La apelación a la conciencia tiene sus riesgos, porque si bien esta voz interior de alguna manera supone que el hombre se observa objetivamente como desde fuera (por algo se dice que es la voz de Dios en el alma), no se puede olvidar que en estos juicios el sujeto es, a la vez, juez y parte. No es fácil poner entere paréntesis los propios intereses o inclinaciones y, aunque esto se logre, la objetividad del juicio no queda garantizada: también puede haber errores de buena voluntad, avalados por la conciencia que, como dice Robert Spaemann, es juez pero no oráculo. Por lo mismo, la conciencia no puede estar separada de la realidad, que no se encuentra en la propia subjetividad.

Pero para muchos es fácil ahogar los remordimientos en alcohol o en dinero: los remordimientos muerden, fuerte la primera vez, pero cada vez más despacio, hasta que terminan lamiendo la mano. Si a esto se suma que “actuar en conciencia” a menudo no es más que una excusa para hacer lo que se quiere sin rendir cuentas, una especie de darse permiso a uno mismo, acudir a la conciencia no tiene mucho sentido. Una conciencia bien amaestrada termina diciendo lo que uno quiere que diga.
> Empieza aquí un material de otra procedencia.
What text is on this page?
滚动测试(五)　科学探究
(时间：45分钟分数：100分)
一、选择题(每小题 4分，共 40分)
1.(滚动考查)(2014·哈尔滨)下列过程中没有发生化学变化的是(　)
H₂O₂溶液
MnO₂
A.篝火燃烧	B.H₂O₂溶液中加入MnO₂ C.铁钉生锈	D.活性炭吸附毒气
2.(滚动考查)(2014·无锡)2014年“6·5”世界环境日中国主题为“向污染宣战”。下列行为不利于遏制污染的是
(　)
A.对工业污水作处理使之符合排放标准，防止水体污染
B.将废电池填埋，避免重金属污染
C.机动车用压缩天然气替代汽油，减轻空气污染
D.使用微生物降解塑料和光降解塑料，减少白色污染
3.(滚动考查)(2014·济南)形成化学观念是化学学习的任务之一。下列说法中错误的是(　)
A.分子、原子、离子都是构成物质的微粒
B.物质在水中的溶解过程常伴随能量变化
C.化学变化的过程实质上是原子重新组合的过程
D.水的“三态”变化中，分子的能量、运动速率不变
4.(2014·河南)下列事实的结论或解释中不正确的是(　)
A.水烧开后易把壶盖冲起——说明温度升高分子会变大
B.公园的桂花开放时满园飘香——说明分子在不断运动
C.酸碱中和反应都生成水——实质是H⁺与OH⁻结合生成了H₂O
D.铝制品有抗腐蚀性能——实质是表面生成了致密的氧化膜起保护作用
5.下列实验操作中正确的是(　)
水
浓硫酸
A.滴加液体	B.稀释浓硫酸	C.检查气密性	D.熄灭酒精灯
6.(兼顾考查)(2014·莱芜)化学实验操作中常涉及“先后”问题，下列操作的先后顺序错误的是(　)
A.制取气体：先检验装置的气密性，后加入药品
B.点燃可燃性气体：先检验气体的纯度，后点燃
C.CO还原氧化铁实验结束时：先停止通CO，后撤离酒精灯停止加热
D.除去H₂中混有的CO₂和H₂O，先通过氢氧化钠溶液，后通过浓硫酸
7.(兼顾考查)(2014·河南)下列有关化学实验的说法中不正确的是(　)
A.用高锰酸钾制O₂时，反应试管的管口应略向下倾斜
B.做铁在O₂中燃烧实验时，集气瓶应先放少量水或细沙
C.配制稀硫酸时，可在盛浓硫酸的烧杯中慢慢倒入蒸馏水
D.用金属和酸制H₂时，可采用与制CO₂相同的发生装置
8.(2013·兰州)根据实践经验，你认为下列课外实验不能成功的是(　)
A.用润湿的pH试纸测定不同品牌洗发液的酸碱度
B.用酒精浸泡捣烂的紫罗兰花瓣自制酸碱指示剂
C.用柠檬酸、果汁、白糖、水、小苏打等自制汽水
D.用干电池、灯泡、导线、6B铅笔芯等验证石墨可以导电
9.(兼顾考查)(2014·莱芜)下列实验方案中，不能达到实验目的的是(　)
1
Pero de vez en cuando hay excepciones: uno de los asesinos del matrimonio Luchsinger-Mackay no pudo aguantar la culpa y, tras un intento de suicidio (el juicio de la conciencia puede ser más severo que el de la ley), habló. Lástima que haya sido sólo uno de entre todos los involucrados. ¿Qué pasa en los otros casos, en la mayoría de los casos, en los que la voz de conciencia es ahogada o torcida? Esa destrucción de lo más íntimo, puesto al servicio del dinero, del poder o de la ideología, no puede más que implicar una anulación de la persona.